Years of producing and transporting butadiene have taught lessons that go beyond the textbook. Tough winters freeze valves and slow down rail shipments, so we build redundancy into every route. Sudden power outages at cracker units send ripples across the product slate, so we maintain backup utilities and refined handover plans with local grid operators. Whenever an error or near-miss occurs — a spike in peroxides, a drum with too much inhibitor, or an uptick in vapor-phase contamination — we build a case history, update procedures, and share findings with partners. Real world experience carries forward in new plant designs, from thicker pipe walls to better alarm systems. Years of fielding technical calls at odd hours built our appreciation for cooperative problem solving. Many times, preventing a shutdown or delaying a line change comes from quick, honest exchange and mutual trust, not theoretical projections or glossy sell sheets.

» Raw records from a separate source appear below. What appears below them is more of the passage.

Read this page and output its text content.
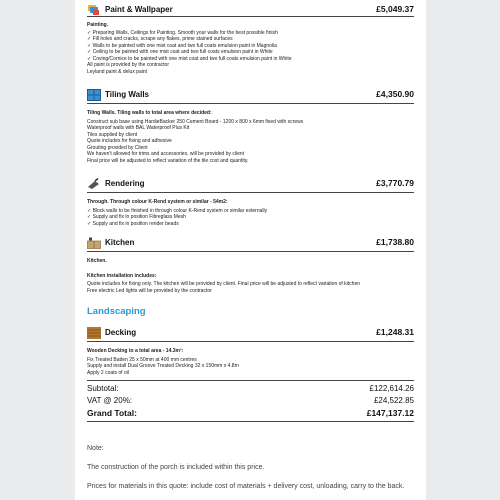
Paint & Wallpaper	£5,049.37
Painting.
✓ Preparing Walls, Ceilings for Painting. Smooth your walls for the best possible finish
✓ Fill holes and cracks, scrape any flakes, prime stained surfaces
✓ Walls to be painted with one mist coat and two full coats emulsion paint in Magnolia
✓ Ceiling to be painted with one mist coat and two full coats emulsion paint in White
✓ Coving/Cornice to be painted with one mist coat and two full coats emulsion paint in White
All paint is provided by the contractor
Leyland paint & delux paint
Tiling Walls	£4,350.90
Tiling Walls. Tiling walls to total area where decided:
Construct sub base using HardieBacker 250 Cement Board - 1200 x 800 x 6mm fixed with screws
Waterproof walls with BAL Waterproof Plus Kit
Tiles supplied by client
Quote includes for fixing and adhesive
Grouting provided by Client
We haven't allowed for trims and accessories, will be provided by client
Final price will be adjusted to reflect variation of the tile cost and quantity.
Rendering	£3,770.79
Through. Through colour K-Rend system or similar - 54m2:
✓ Block walls to be finished in through colour K-Rend system or similar externally
✓ Supply and fix in position Fibreglass Mesh
✓ Supply and fix in position render beads
Kitchen	£1,738.80
Kitchen.
Kitchen installation includes:
Quote includes for fixing only. The kitchen will be provided by client. Final price will be adjusted to reflect variation of kitchen
Free electric Led lights will be provided by the contractor
Landscaping
Decking	£1,248.31
Wooden Decking to a total area - 14.3m²:
Fix Treated Batten 25 x 50mm at 400 mm centres
Supply and install Dual Groove Treated Decking 32 x 150mm x 4.8m
Apply 2 coats of oil
Subtotal:	£122,614.26
VAT @ 20%:	£24,522.85
Grand Total:	£147,137.12
Note:
The construction of the porch is included within this price.
Prices for materials in this quote: include cost of materials + delivery cost, unloading, carry to the back.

We invest every year in modernizing reactors, refining columns, and quality control equipment. New extraction solvents and catalyst systems keep us ahead of unwanted by-products. Up-to-the-minute feedback loops between our production technicians and customers shape every adjustment to process conditions. Regular, direct plant tours help both sides better understand strengths and challenges, turning each visit into a learning experience.
Greater automation lets us catch issues faster and enable continuous operation while reducing risk. We draw on global best practices for both routine checks and emergency response planning. This mindset — constant improvement and practical troubleshooting — keeps our butadiene supply running smoothly and lets our customers focus on growing their own businesses.
1,3-Butadiene’s real value comes from everything beyond the chemical formula. Day in and day out, it’s about how we make, deliver, and stand by what we produce. Each ton reflects hands-on knowledge — from construction of crackers, through years of refining process controls, to months spent troubleshooting customer polymer lines. Technologies and regulations change, but direct working relationships stay central. Reliable supply chains, transparency over quality data, and readiness to support in practical ways — these keep our partners returning, batch after batch.
Whether for new materials in green mobility, advanced consumer electronics, or familiar household products, the need for precise, high-quality butadiene continues. As a chemical manufacturer, our experience underpins every batch we ship, and drives us to deliver the product that keeps countless modern essentials running smoothly.